MJ: To be perfectly honest?. My parents just have it on DVD now.
Rachel Toone: DVD, Vintage! Go to your local library and check out a DVD; you might be able to watch this movie if you take nothing else from this conversation this morning. All right, MJ, what are you studying and what’s coming next after December 12th-ish?
MJ: I’m currently an Environmental Science student. It’s the best! I’m not exactly sure what I’m going to do next right now. I am going to be working at Starbucks still, so you can all come see me there. While I’m waiting for my awesome husband to graduate—put a move on it, John, let’s go—I’m also planning on applying to jobs with the Forest Service and other environmental companies in the area next semester.
Rachel Toone: So cool. And where are you from, MJ? How did you end up at Montreat?
MJ: Landon and I actually have something in common: I also went to nine schools, which I feel is a lot! I’m originally from Bentonville, Arkansas, which is where Walmart was founded—you can see that on a lot of products. But my folks now live in Texas.
During my freshman and sophomore years of high school, I had a very difficult science teacher. She was very adamantly against all Christian students in her classroom. If I talked about my faith, she would just say, “Well, you’ll come around to atheism eventually.” It was a rough circumstance, and I knew I wanted to study Environmental Science in college. That really pushed me toward wanting to study somewhere where I would be able to be open about my faith and not constantly have to argue with my professors on things that aren’t worth arguing about when you’re trying to learn science.
I knew I wanted to come to a Christian college that had Environmental Science, so I Googled that and there are like five in the country. That really narrowed it down for me! Then I came and toured Montreat and, like Landon said, it’s gorgeous outside. I don’t know how you can not want to study here if you’re going to study the environment. It’s also the salamander capital of the world, which is great for me. God provided a lot of scholarships in really cool ways that I wasn’t expecting and I ended up here. A lot of my friends thought I was moving to Canada because they thought I said I was going to Montreal, but it worked out in the end.
Rachel Toone: Salamander capital of the world, folks! Biodiversity capital right here. Since being here, a lot has happened in your life. You married John—condolences—and you’ve learned and grown a lot. What’s something that God has taught you in your time here?
MJ: I think something God has particularly been pressing on my heart over the last year—and the word He gave me at the beginning of the year—was the word “obey.” There’s a hymn from 1886 called Trust and Obey that has a line: “Trust and obey, for there’s no other way to be happy in Jesus, but to trust and obey.”
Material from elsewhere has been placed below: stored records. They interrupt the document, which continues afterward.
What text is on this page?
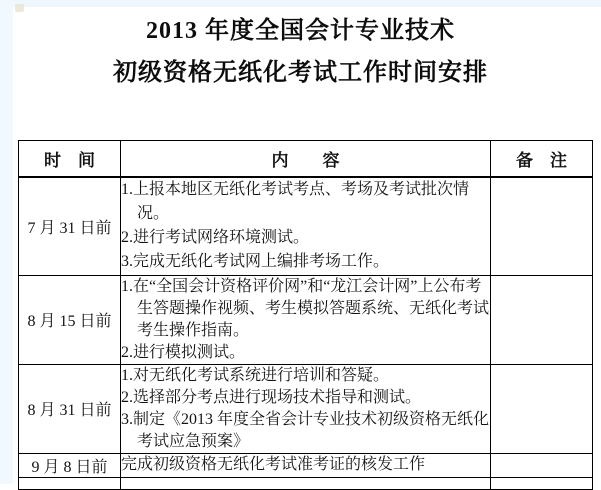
2013 年度全国会计专业技术
初级资格无纸化考试工作时间安排
时　间	内　　容	备　注
7 月 31 日前	1.上报本地区无纸化考试考点、考场及考试批次情况。
2.进行考试网络环境测试。
3.完成无纸化考试网上编排考场工作。	

8 月 15 日前	1.在“全国会计资格评价网”和“龙江会计网”上公布考生答题操作视频、考生模拟答题系统、无纸化考试考生操作指南。
2.进行模拟测试。	

8 月 31 日前	1.对无纸化考试系统进行培训和答疑。
2.选择部分考点进行现场技术指导和测试。
3.制定《2013 年度全省会计专业技术初级资格无纸化考试应急预案》	

9 月 8 日前	完成初级资格无纸化考试准考证的核发工作	
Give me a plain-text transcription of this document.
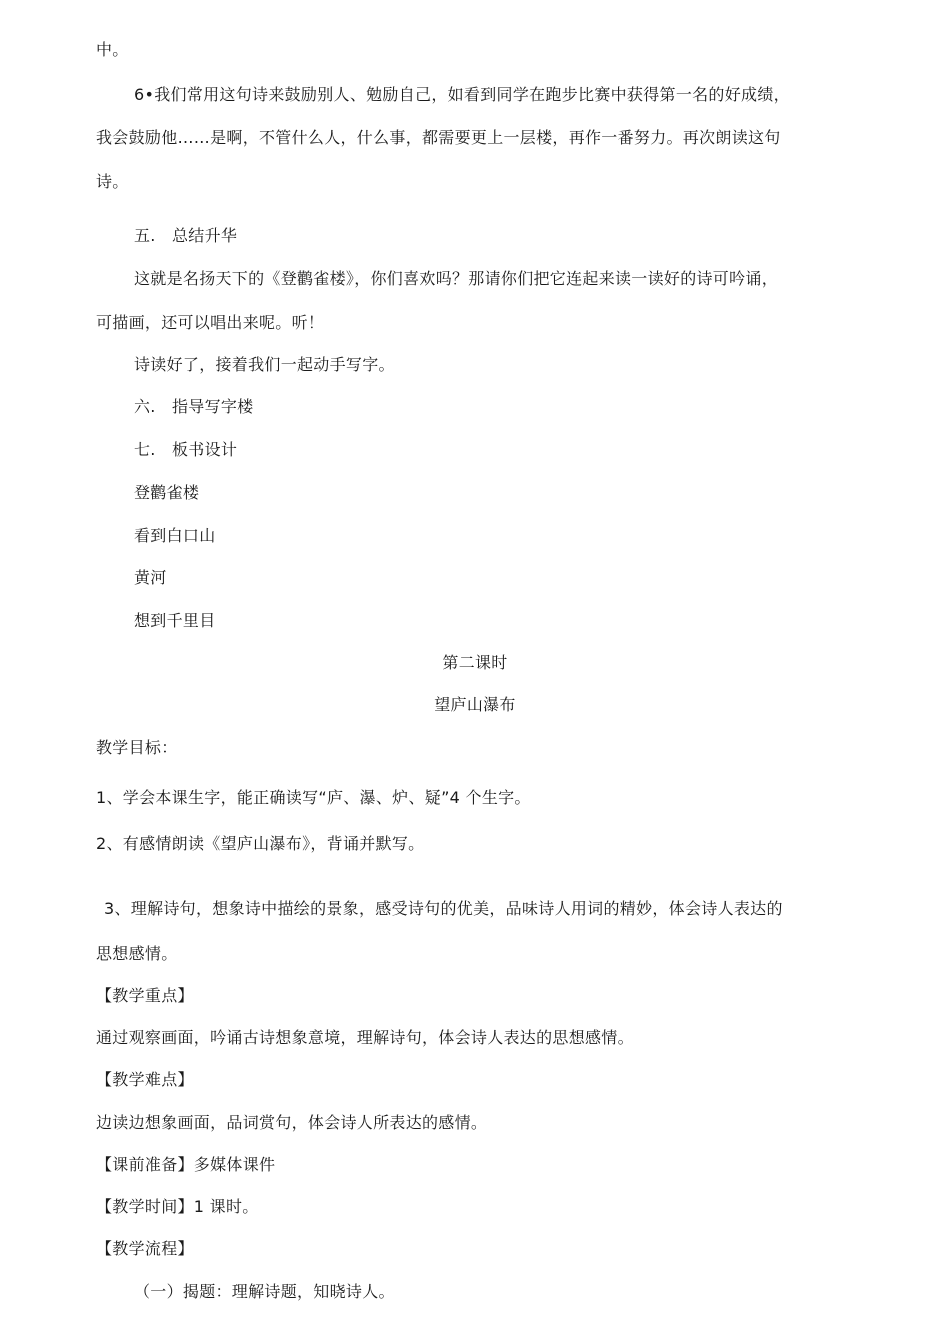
中。
6•我们常用这句诗来鼓励别人、勉励自己，如看到同学在跑步比赛中获得第一名的好成绩，
我会鼓励他……是啊，不管什么人，什么事，都需要更上一层楼，再作一番努力。再次朗读这句
诗。
五.　总结升华
这就是名扬天下的《登鹳雀楼》，你们喜欢吗？那请你们把它连起来读一读好的诗可吟诵，
可描画，还可以唱出来呢。听！
诗读好了，接着我们一起动手写字。
六.　指导写字楼
七.　板书设计
登鹳雀楼
看到白口山
黄河
想到千里目
第二课时
望庐山瀑布
教学目标：
1、学会本课生字，能正确读写“庐、瀑、炉、疑”4 个生字。
2、有感情朗读《望庐山瀑布》，背诵并默写。
3、理解诗句，想象诗中描绘的景象，感受诗句的优美，品味诗人用词的精妙，体会诗人表达的
思想感情。
【教学重点】
通过观察画面，吟诵古诗想象意境，理解诗句，体会诗人表达的思想感情。
【教学难点】
边读边想象画面，品词赏句，体会诗人所表达的感情。
【课前准备】多媒体课件
【教学时间】1 课时。
【教学流程】
（一）揭题：理解诗题，知晓诗人。
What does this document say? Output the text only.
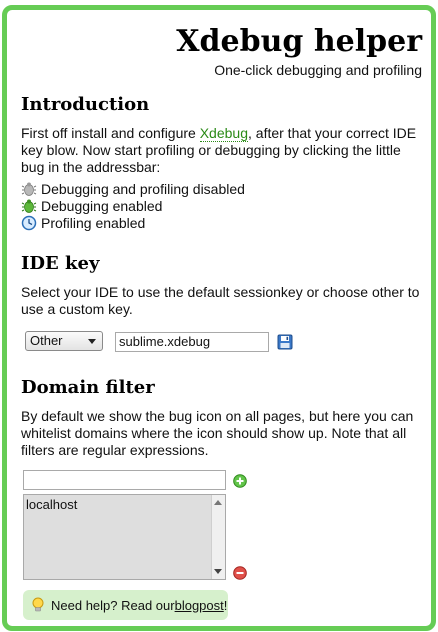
Xdebug helper
One-click debugging and profiling
Introduction

First off install and configure Xdebug, after that your correct IDE key blow. Now start profiling or debugging by clicking the little bug in the addressbar:

Debugging and profiling disabled
Debugging enabled
Profiling enabled
IDE key

Select your IDE to use the default sessionkey or choose other to use a custom key.

Other	sublime.xdebug
Domain filter

By default we show the bug icon on all pages, but here you can whitelist domains where the icon should show up. Note that all filters are regular expressions.

localhost
Need help? Read our blogpost !
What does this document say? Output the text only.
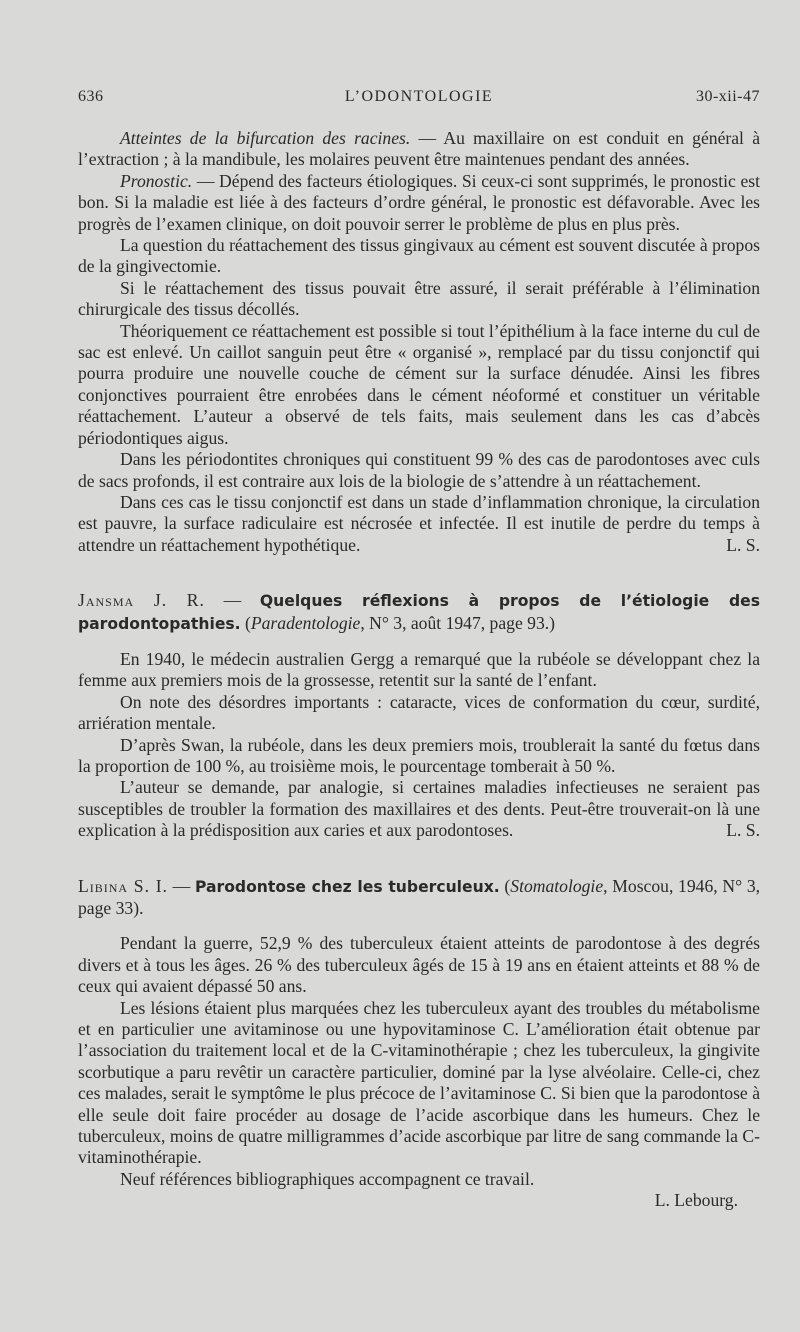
636	L’ODONTOLOGIE	30-xii-47

Atteintes de la bifurcation des racines. — Au maxillaire on est conduit en général à l’extraction ; à la mandibule, les molaires peuvent être maintenues pendant des années.

Pronostic. — Dépend des facteurs étiologiques. Si ceux-ci sont supprimés, le pronostic est bon. Si la maladie est liée à des facteurs d’ordre général, le pronostic est défavorable. Avec les progrès de l’examen clinique, on doit pouvoir serrer le problème de plus en plus près.

La question du réattachement des tissus gingivaux au cément est souvent discutée à propos de la gingivectomie.

Si le réattachement des tissus pouvait être assuré, il serait préférable à l’élimination chirurgicale des tissus décollés.

Théoriquement ce réattachement est possible si tout l’épithélium à la face interne du cul de sac est enlevé. Un caillot sanguin peut être « organisé », remplacé par du tissu conjonctif qui pourra produire une nouvelle couche de cément sur la surface dénudée. Ainsi les fibres conjonctives pourraient être enrobées dans le cément néoformé et constituer un véritable réattachement. L’auteur a observé de tels faits, mais seulement dans les cas d’abcès périodontiques aigus.

Dans les périodontites chroniques qui constituent 99 % des cas de parodontoses avec culs de sacs profonds, il est contraire aux lois de la biologie de s’attendre à un réattachement.

Dans ces cas le tissu conjonctif est dans un stade d’inflammation chronique, la circulation est pauvre, la surface radiculaire est nécrosée et infectée. Il est inutile de perdre du temps à attendre un réattachement hypothétique.	L. S.

Jansma J. R. — Quelques réflexions à propos de l’étiologie des parodontopathies. (Paradentologie, N° 3, août 1947, page 93.)

En 1940, le médecin australien Gergg a remarqué que la rubéole se développant chez la femme aux premiers mois de la grossesse, retentit sur la santé de l’enfant.

On note des désordres importants : cataracte, vices de conformation du cœur, surdité, arriération mentale.

D’après Swan, la rubéole, dans les deux premiers mois, troublerait la santé du fœtus dans la proportion de 100 %, au troisième mois, le pourcentage tomberait à 50 %.

L’auteur se demande, par analogie, si certaines maladies infectieuses ne seraient pas susceptibles de troubler la formation des maxillaires et des dents. Peut-être trouverait-on là une explication à la prédisposition aux caries et aux parodontoses.	L. S.

Libina S. I. — Parodontose chez les tuberculeux. (Stomatologie, Moscou, 1946, N° 3, page 33).

Pendant la guerre, 52,9 % des tuberculeux étaient atteints de parodontose à des degrés divers et à tous les âges. 26 % des tuberculeux âgés de 15 à 19 ans en étaient atteints et 88 % de ceux qui avaient dépassé 50 ans.

Les lésions étaient plus marquées chez les tuberculeux ayant des troubles du métabolisme et en particulier une avitaminose ou une hypovitaminose C. L’amélioration était obtenue par l’association du traitement local et de la C-vitaminothérapie ; chez les tuberculeux, la gingivite scorbutique a paru revêtir un caractère particulier, dominé par la lyse alvéolaire. Celle-ci, chez ces malades, serait le symptôme le plus précoce de l’avitaminose C. Si bien que la parodontose à elle seule doit faire procéder au dosage de l’acide ascorbique dans les humeurs. Chez le tuberculeux, moins de quatre milligrammes d’acide ascorbique par litre de sang commande la C-vitaminothérapie.

Neuf références bibliographiques accompagnent ce travail.

L. Lebourg.
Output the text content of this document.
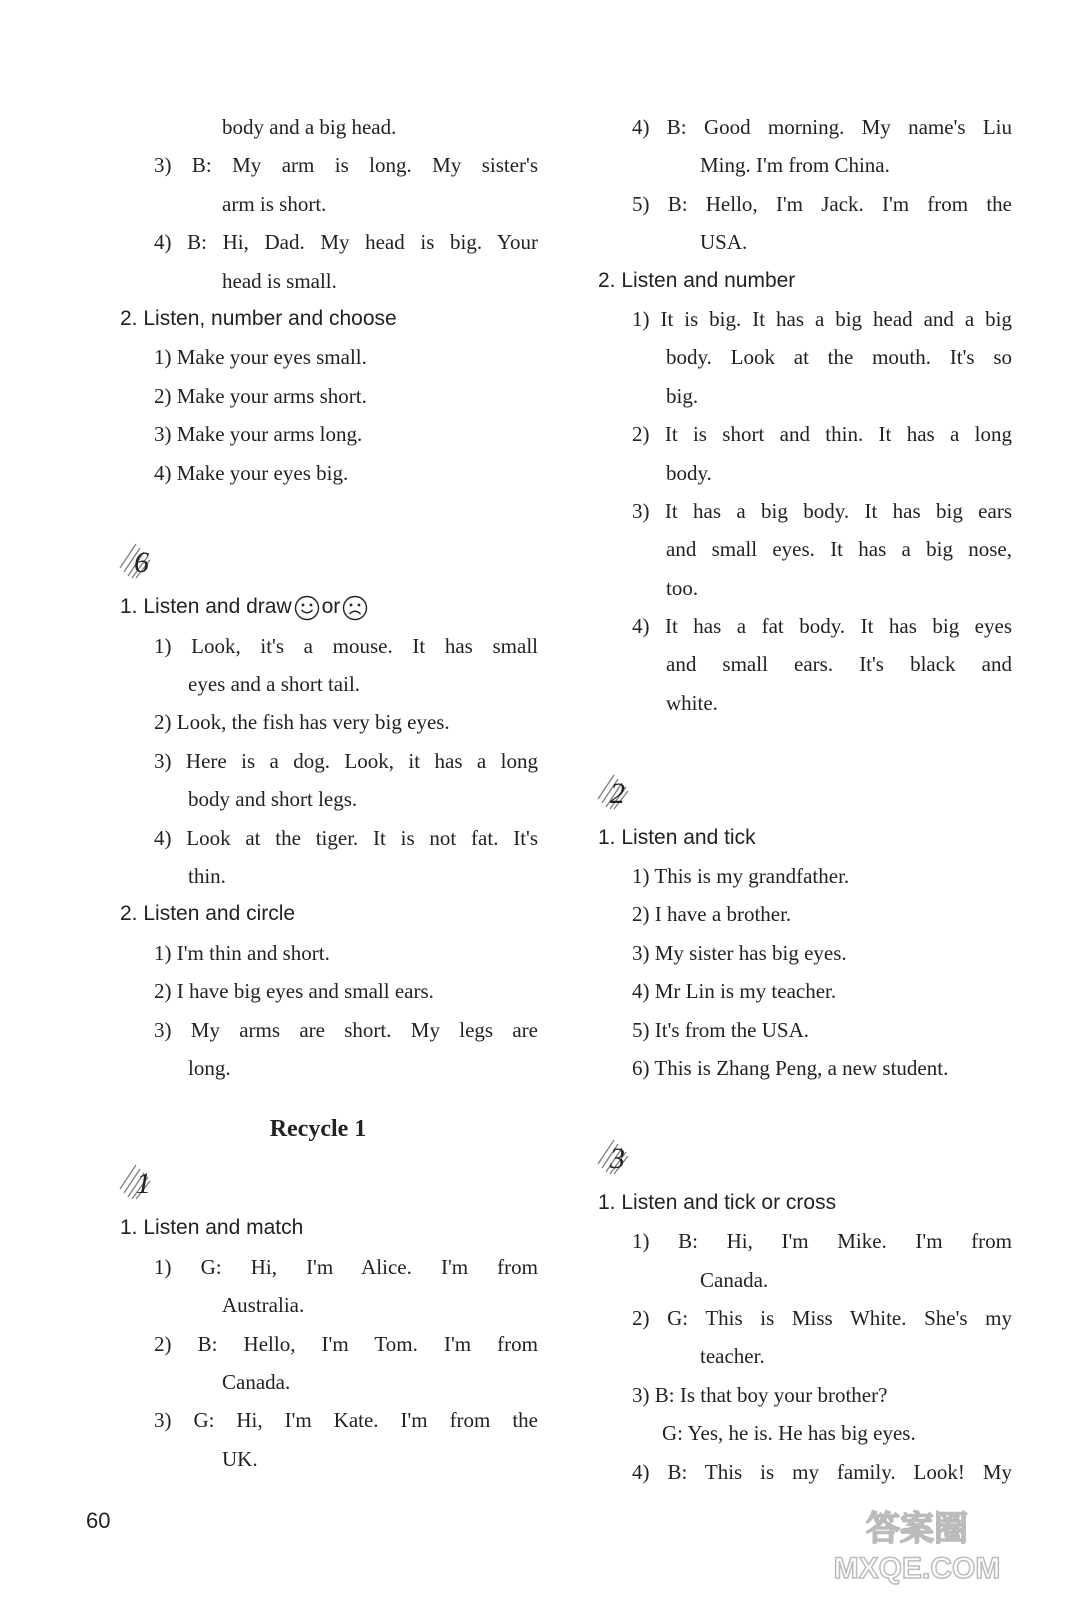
body and a big head.
3) B: My arm is long. My sister's
arm is short.
4) B: Hi, Dad. My head is big. Your
head is small.
2. Listen, number and choose
1) Make your eyes small.
2) Make your arms short.
3) Make your arms long.
4) Make your eyes big.
6
1. Listen and draw or
1) Look, it's a mouse. It has small
eyes and a short tail.
2) Look, the fish has very big eyes.
3) Here is a dog. Look, it has a long
body and short legs.
4) Look at the tiger. It is not fat. It's
thin.
2. Listen and circle
1) I'm thin and short.
2) I have big eyes and small ears.
3) My arms are short. My legs are
long.
Recycle 1
1
1. Listen and match
1) G: Hi, I'm Alice. I'm from
Australia.
2) B: Hello, I'm Tom. I'm from
Canada.
3) G: Hi, I'm Kate. I'm from the
UK.
4) B: Good morning. My name's Liu
Ming. I'm from China.
5) B: Hello, I'm Jack. I'm from the
USA.
2. Listen and number
1) It is big. It has a big head and a big
body. Look at the mouth. It's so
big.
2) It is short and thin. It has a long
body.
3) It has a big body. It has big ears
and small eyes. It has a big nose,
too.
4) It has a fat body. It has big eyes
and small ears. It's black and
white.
2
1. Listen and tick
1) This is my grandfather.
2) I have a brother.
3) My sister has big eyes.
4) Mr Lin is my teacher.
5) It's from the USA.
6) This is Zhang Peng, a new student.
3
1. Listen and tick or cross
1) B: Hi, I'm Mike. I'm from
Canada.
2) G: This is Miss White. She's my
teacher.
3) B: Is that boy your brother?
G: Yes, he is. He has big eyes.
4) B: This is my family. Look! My
60	答案圈
MXQE.COM
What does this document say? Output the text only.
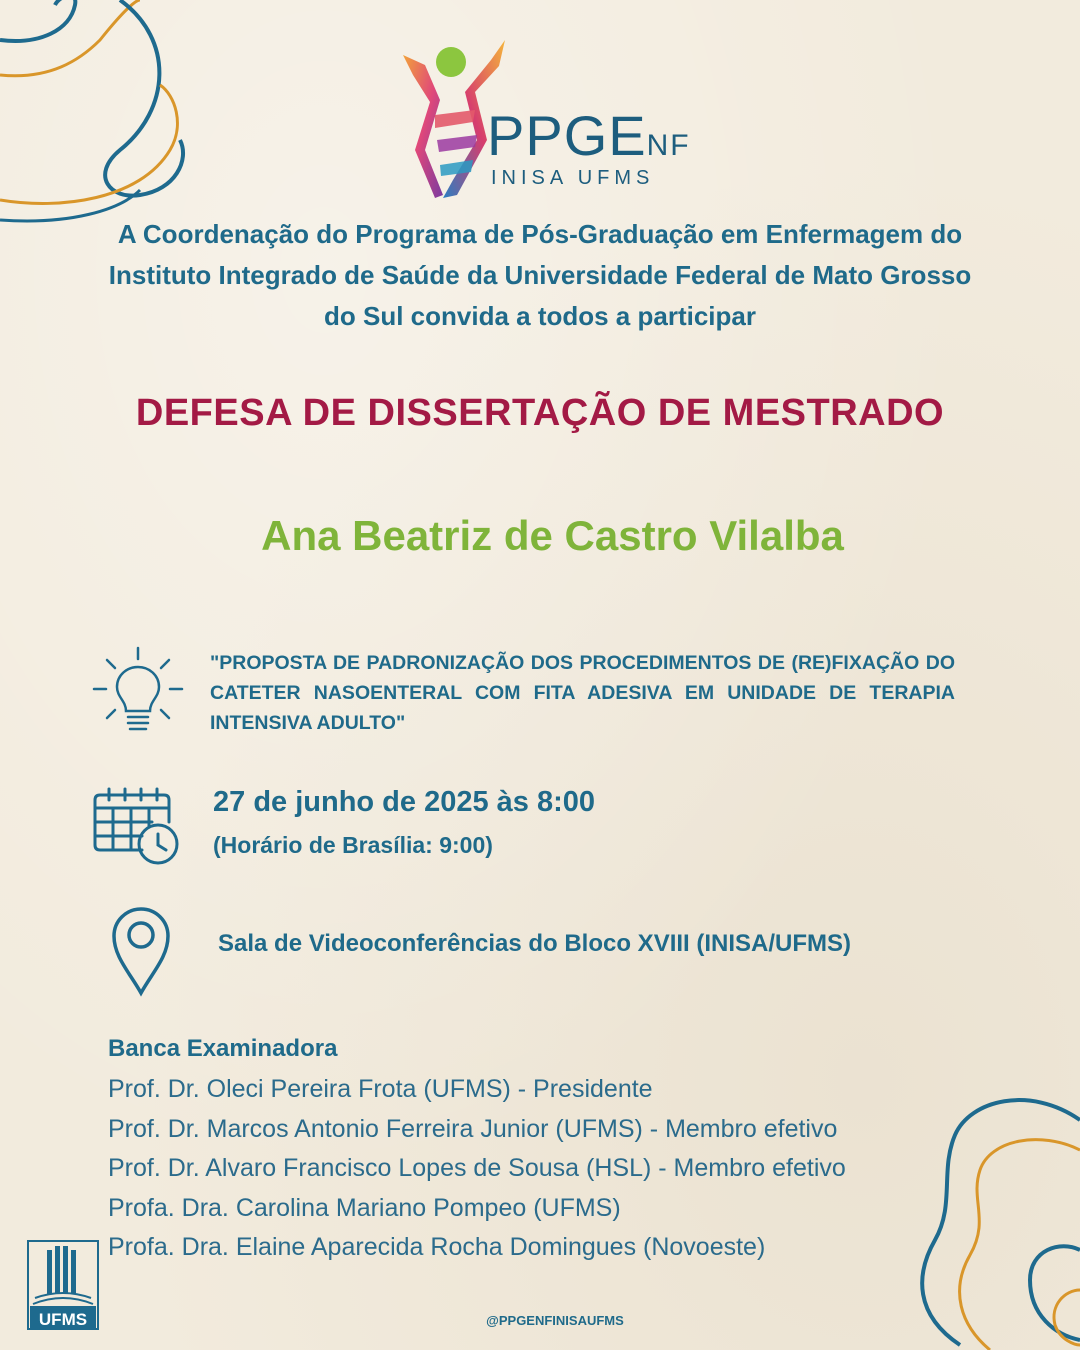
PPGENF
INISA UFMS
A Coordenação do Programa de Pós-Graduação em Enfermagem do Instituto Integrado de Saúde da Universidade Federal de Mato Grosso do Sul convida a todos a participar
DEFESA DE DISSERTAÇÃO DE MESTRADO
Ana Beatriz de Castro Vilalba
"PROPOSTA DE PADRONIZAÇÃO DOS PROCEDIMENTOS DE (RE)FIXAÇÃO DO CATETER NASOENTERAL COM FITA ADESIVA EM UNIDADE DE TERAPIA INTENSIVA ADULTO"
27 de junho de 2025 às 8:00
(Horário de Brasília: 9:00)
Sala de Videoconferências do Bloco XVIII (INISA/UFMS)
Banca Examinadora
Prof. Dr. Oleci Pereira Frota (UFMS) - Presidente
Prof. Dr. Marcos Antonio Ferreira Junior (UFMS) - Membro efetivo
Prof. Dr. Alvaro Francisco Lopes de Sousa (HSL) - Membro efetivo
Profa. Dra. Carolina Mariano Pompeo (UFMS)
Profa. Dra. Elaine Aparecida Rocha Domingues (Novoeste)
UFMS	@PPGENFINISAUFMS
Over the last year and throughout all of college, God has really been pulling me further into trusting Him and making me understand what it looks like to actually do that. As a person, I have struggled for a really long time with pretty bad anxiety. It’s really easy to fall into wanting to find your own solutions, always focusing on the future, and thinking about what the next step is going to be. For me, it was easy to say, “Well, I trust God to help me do the plans that I figure out for myself.”
Coming to Montreat and my time here has been Him really pushing me to realize that trusting Him doesn’t look like knowing exactly what the next step is going to be. It looks like taking that step in faith and then obeying the words He’s given to you. Through that, I’ve found so much peace and relief from a lot of the anxiety I felt, because it’s a lot easier to trust in Him than it is to trust in yourself to be perfect.
Rachel Toone: Amen. That is a good word, my friend. For the folks coming back in the spring, what’s your word of wisdom for them?
MJ: Mine is very similar to Landon’s: don’t spend so much of your time here trying to figure out what is right that you forget to focus on what is good. It’s really easy to look forward to your future and think, “I need to have this five-year plan or ten-year plan.” It’s good to have plans, goals, and ambitions. But what God has called you to do ultimately is to love Him and love your neighbor as yourself. It can be so easy to get so focused on the future that you take your eyes away from the neighbor in front of you and you forget to do what is good with that. As Christians, that can really catch us up and put us in a place that isn’t healthy. We need to be serving Him and loving Him. There’s a lot more peace and freedom in that.
Rachel Toone: Come on, girl. That’s good. That’ll preach, too. MJ, we are excited for you and we’re very proud of you. Congrats on graduating!